6. Il est constant que M. C ne dispose ni d'un visa de long séjour ni d'un contrat de travail visé. Il ne remplit donc pas les conditions issues des stipulations des articles 7 et 9 de l'accord franco-algérien pour la délivrance d'un titre de séjour en qualité de salarié. Par suite, les moyens tirés de l'erreur de droit et de l'erreur de fait doivent être écartés.

7. En quatrième lieu, aux termes de l'article 6 de l'accord franco-algérien susvisé : " () / Le certificat de résidence d'un an portant la mention " vie privée et familiale " est délivré de plein droit : () / 5) au ressortissant algérien, qui n'entre pas dans les catégories précédentes ou dans celles qui ouvrent droit au regroupement familial, dont les liens personnels et familiaux en France sont tels que le refus d'autoriser son séjour porterait à son droit au respect de sa vie privée et familiale une atteinte disproportionnée au regard des motifs du refus ; () ".

8. Si l'article L. 435-1 du code de l'entrée et du séjour des étrangers et du droit d'asile, relatif aux conditions dans lesquelles les ressortissants étrangers peuvent bénéficier d'une admission exceptionnelle au séjour, ne s'applique pas aux ressortissants algériens, dont la situation est régie de manière exclusive par l'accord franco-algérien du 27 décembre 1968, ses stipulations n'interdisent pas au préfet, si cet accord ne prévoit pas de semblables modalités d'admission exceptionnelle au séjour, de délivrer un certificat de résidence à un ressortissant algérien qui ne remplit pas l'ensemble des conditions auxquelles est subordonnée sa délivrance de plein droit. Il appartient au préfet, dans l'exercice du pouvoir discrétionnaire dont il dispose sur ce point, d'apprécier, compte tenu de l'ensemble des éléments de la situation personnelle de l'intéressé, l'opportunité d'une mesure de régularisation.

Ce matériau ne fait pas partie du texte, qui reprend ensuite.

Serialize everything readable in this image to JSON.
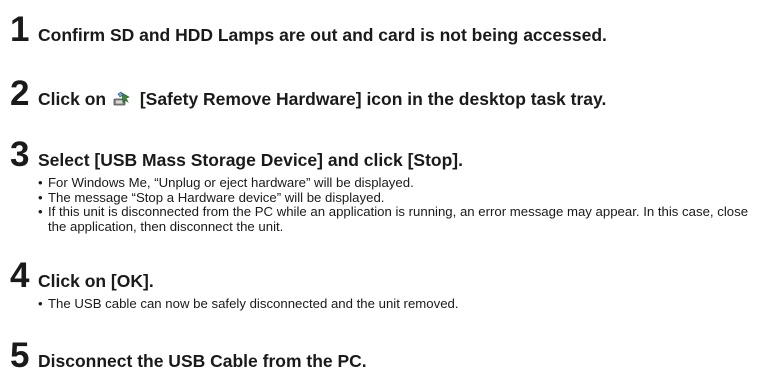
{
  "steps": [
    {
      "number": "1",
      "title": "Confirm SD and HDD Lamps are out and card is not being accessed.",
      "bullets": []
    },
    {
      "number": "2",
      "title_before_icon": "Click on",
      "icon": "safely-remove-hardware-icon",
      "title_after_icon": "[Safety Remove Hardware] icon in the desktop task tray.",
      "bullets": []
    },
    {
      "number": "3",
      "title": "Select [USB Mass Storage Device] and click [Stop].",
      "bullets": [
        "For Windows Me, “Unplug or eject hardware” will be displayed.",
        "The message “Stop a Hardware device” will be displayed.",
        "If this unit is disconnected from the PC while an application is running, an error message may appear. In this case, close the application, then disconnect the unit."
      ]
    },
    {
      "number": "4",
      "title": "Click on [OK].",
      "bullets": [
        "The USB cable can now be safely disconnected and the unit removed."
      ]
    },
    {
      "number": "5",
      "title": "Disconnect the USB Cable from the PC.",
      "bullets": []
    }
  ]
}
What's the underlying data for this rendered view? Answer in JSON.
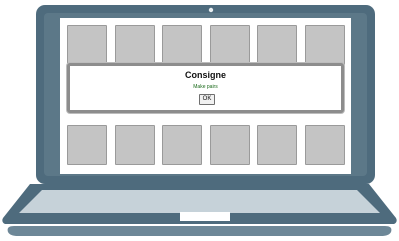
{
  "colors": {
    "laptop_frame": "#4e6b7d",
    "laptop_frame_light": "#6d8797",
    "laptop_base": "#4e6b7d",
    "laptop_base_top": "#c6d2d9",
    "screen": "#ffffff",
    "card": "#c4c4c4",
    "card_border": "#9a9a9a",
    "modal_border": "#8d8d8d",
    "instruction_text": "#1a6a1a"
  },
  "board": {
    "top_row_cards": 6,
    "bottom_row_cards": 6
  },
  "dialog": {
    "title": "Consigne",
    "message": "Make pairs",
    "ok_label": "OK"
  }
}
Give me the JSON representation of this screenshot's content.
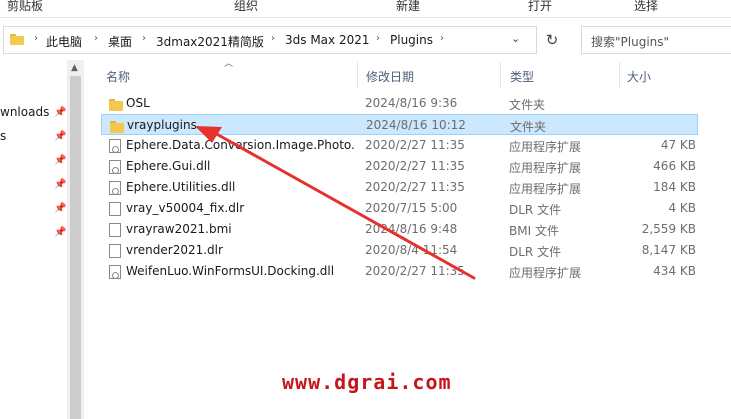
{
  "ribbon": {
    "groups": [
      "剪贴板",
      "组织",
      "新建",
      "打开",
      "选择"
    ]
  },
  "address_bar": {
    "crumbs": [
      "此电脑",
      "桌面",
      "3dmax2021精简版",
      "3ds Max 2021",
      "Plugins"
    ],
    "separator": "›",
    "dropdown_glyph": "⌄",
    "refresh_glyph": "↻"
  },
  "search": {
    "placeholder": "搜索\"Plugins\""
  },
  "nav_pane": {
    "items": [
      {
        "label": "wnloads",
        "pinned": true
      },
      {
        "label": "s",
        "pinned": true
      },
      {
        "label": "",
        "pinned": true
      },
      {
        "label": "",
        "pinned": true
      },
      {
        "label": "",
        "pinned": true
      },
      {
        "label": "",
        "pinned": true
      }
    ],
    "pin_glyph": "📌"
  },
  "columns": {
    "name": "名称",
    "date": "修改日期",
    "type": "类型",
    "size": "大小"
  },
  "files": [
    {
      "name": "OSL",
      "date": "2024/8/16 9:36",
      "type": "文件夹",
      "size": "",
      "kind": "folder",
      "selected": false
    },
    {
      "name": "vrayplugins",
      "date": "2024/8/16 10:12",
      "type": "文件夹",
      "size": "",
      "kind": "folder",
      "selected": true
    },
    {
      "name": "Ephere.Data.Conversion.Image.Photo...",
      "date": "2020/2/27 11:35",
      "type": "应用程序扩展",
      "size": "47 KB",
      "kind": "dll",
      "selected": false
    },
    {
      "name": "Ephere.Gui.dll",
      "date": "2020/2/27 11:35",
      "type": "应用程序扩展",
      "size": "466 KB",
      "kind": "dll",
      "selected": false
    },
    {
      "name": "Ephere.Utilities.dll",
      "date": "2020/2/27 11:35",
      "type": "应用程序扩展",
      "size": "184 KB",
      "kind": "dll",
      "selected": false
    },
    {
      "name": "vray_v50004_fix.dlr",
      "date": "2020/7/15 5:00",
      "type": "DLR 文件",
      "size": "4 KB",
      "kind": "file",
      "selected": false
    },
    {
      "name": "vrayraw2021.bmi",
      "date": "2024/8/16 9:48",
      "type": "BMI 文件",
      "size": "2,559 KB",
      "kind": "file",
      "selected": false
    },
    {
      "name": "vrender2021.dlr",
      "date": "2020/8/4 11:54",
      "type": "DLR 文件",
      "size": "8,147 KB",
      "kind": "file",
      "selected": false
    },
    {
      "name": "WeifenLuo.WinFormsUI.Docking.dll",
      "date": "2020/2/27 11:35",
      "type": "应用程序扩展",
      "size": "434 KB",
      "kind": "dll",
      "selected": false
    }
  ],
  "watermark": "www.dgrai.com",
  "colors": {
    "selection_bg": "#cce8ff",
    "selection_border": "#99d1ff",
    "arrow": "#e5322d",
    "watermark": "#c4161c"
  }
}
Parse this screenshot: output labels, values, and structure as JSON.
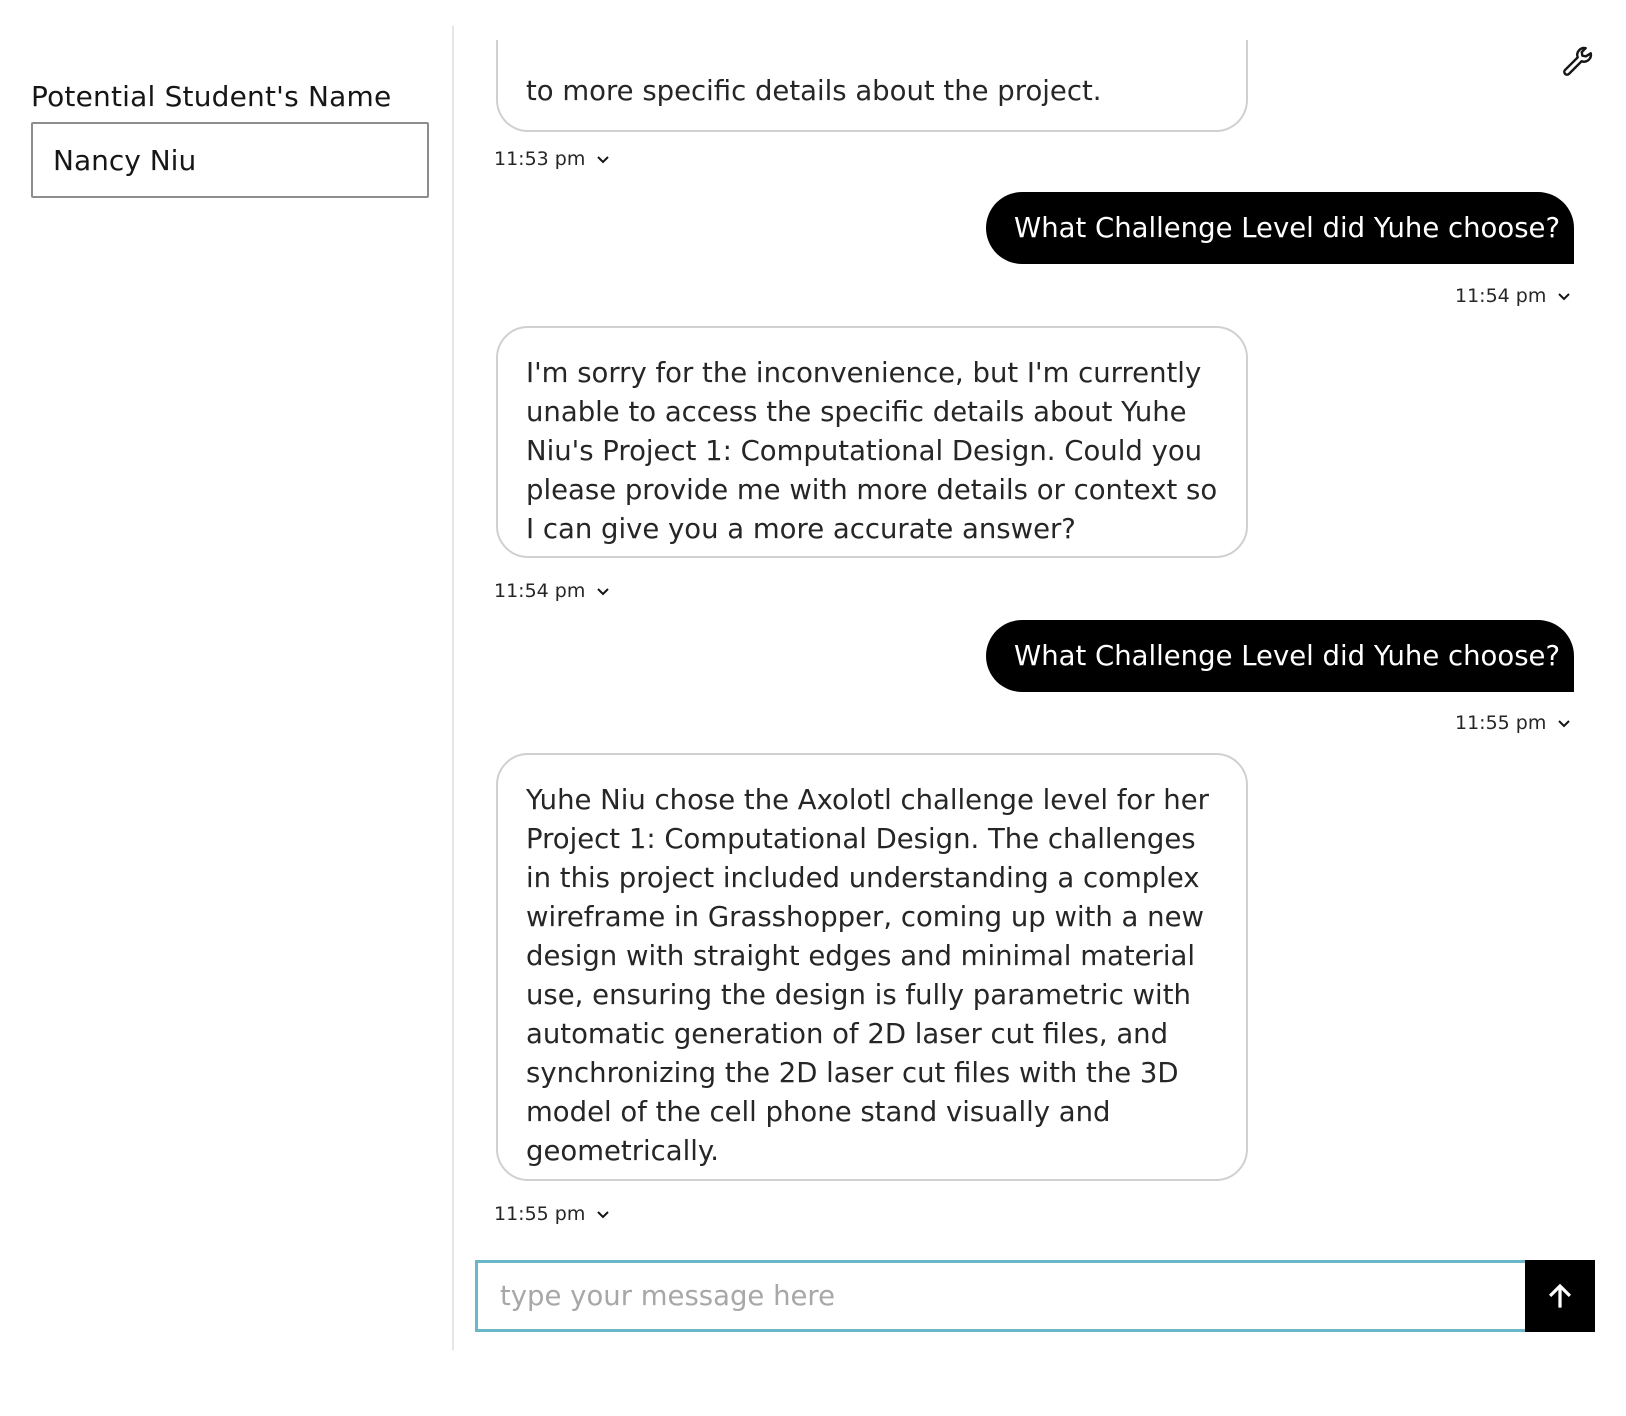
{
  "sidebar": {
    "field_label": "Potential Student's Name",
    "field_value": "Nancy Niu"
  },
  "toolbar": {
    "settings_icon": "wrench-icon"
  },
  "messages": [
    {
      "role": "bot",
      "text": "to more specific details about the project.",
      "time": "11:53 pm"
    },
    {
      "role": "user",
      "text": "What Challenge Level did Yuhe choose?",
      "time": "11:54 pm"
    },
    {
      "role": "bot",
      "text": "I'm sorry for the inconvenience, but I'm currently unable to access the specific details about Yuhe Niu's Project 1: Computational Design. Could you please provide me with more details or context so I can give you a more accurate answer?",
      "time": "11:54 pm"
    },
    {
      "role": "user",
      "text": "What Challenge Level did Yuhe choose?",
      "time": "11:55 pm"
    },
    {
      "role": "bot",
      "text": "Yuhe Niu chose the Axolotl challenge level for her Project 1: Computational Design. The challenges in this project included understanding a complex wireframe in Grasshopper, coming up with a new design with straight edges and minimal material use, ensuring the design is fully parametric with automatic generation of 2D laser cut files, and synchronizing the 2D laser cut files with the 3D model of the cell phone stand visually and geometrically.",
      "time": "11:55 pm"
    }
  ],
  "composer": {
    "placeholder": "type your message here",
    "send_icon": "arrow-up-icon"
  }
}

9. M. C, dont les conditions d'entrée et de séjour ont été rappelées au point 1, déclare être en relation avec une ressortissante française, sans toutefois que l'ancienneté, l'intensité et la stabilité de leur relation soient établies. L'intéressé fait valoir avoir travaillé en tant qu'équipier dans le domaine de la restauration à compter d'avril 2021 à septembre 2023, puis être titulaire d'un contrat à durée déterminée en qualité de poseur de charpentes à temps plein à compter du 11 octobre 2023, au titre duquel son employeur a sollicité une autorisation de travail. Toutefois, ces circonstances sont insuffisantes pour caractériser une insertion sociale et professionnelle. Ainsi, en lui refusant la délivrance d'un titre de séjour, le préfet de la Seine-Maritime n'a, compte tenu des conditions du maintien de M. C en France, pas porté une atteinte disproportionnée au droit de l'intéressé au respect de sa vie privée et familiale et n'a méconnu ni les stipulations de l'article 8 de la convention de sauvegarde des droits de l'homme et des libertés fondamentales ni celles du 5) de l'article 6 de l'accord franco-algérien. Pour les mêmes motifs, le préfet de la Seine-Maritime n'a pas non plus commis d'erreur manifeste d'appréciation dans l'exercice de son pouvoir exceptionnel de régularisation, dont il a fait usage spontanément, ni, de manière générale, commis d'erreur manifeste d'appréciation de la situation personnelle de l'intéressé.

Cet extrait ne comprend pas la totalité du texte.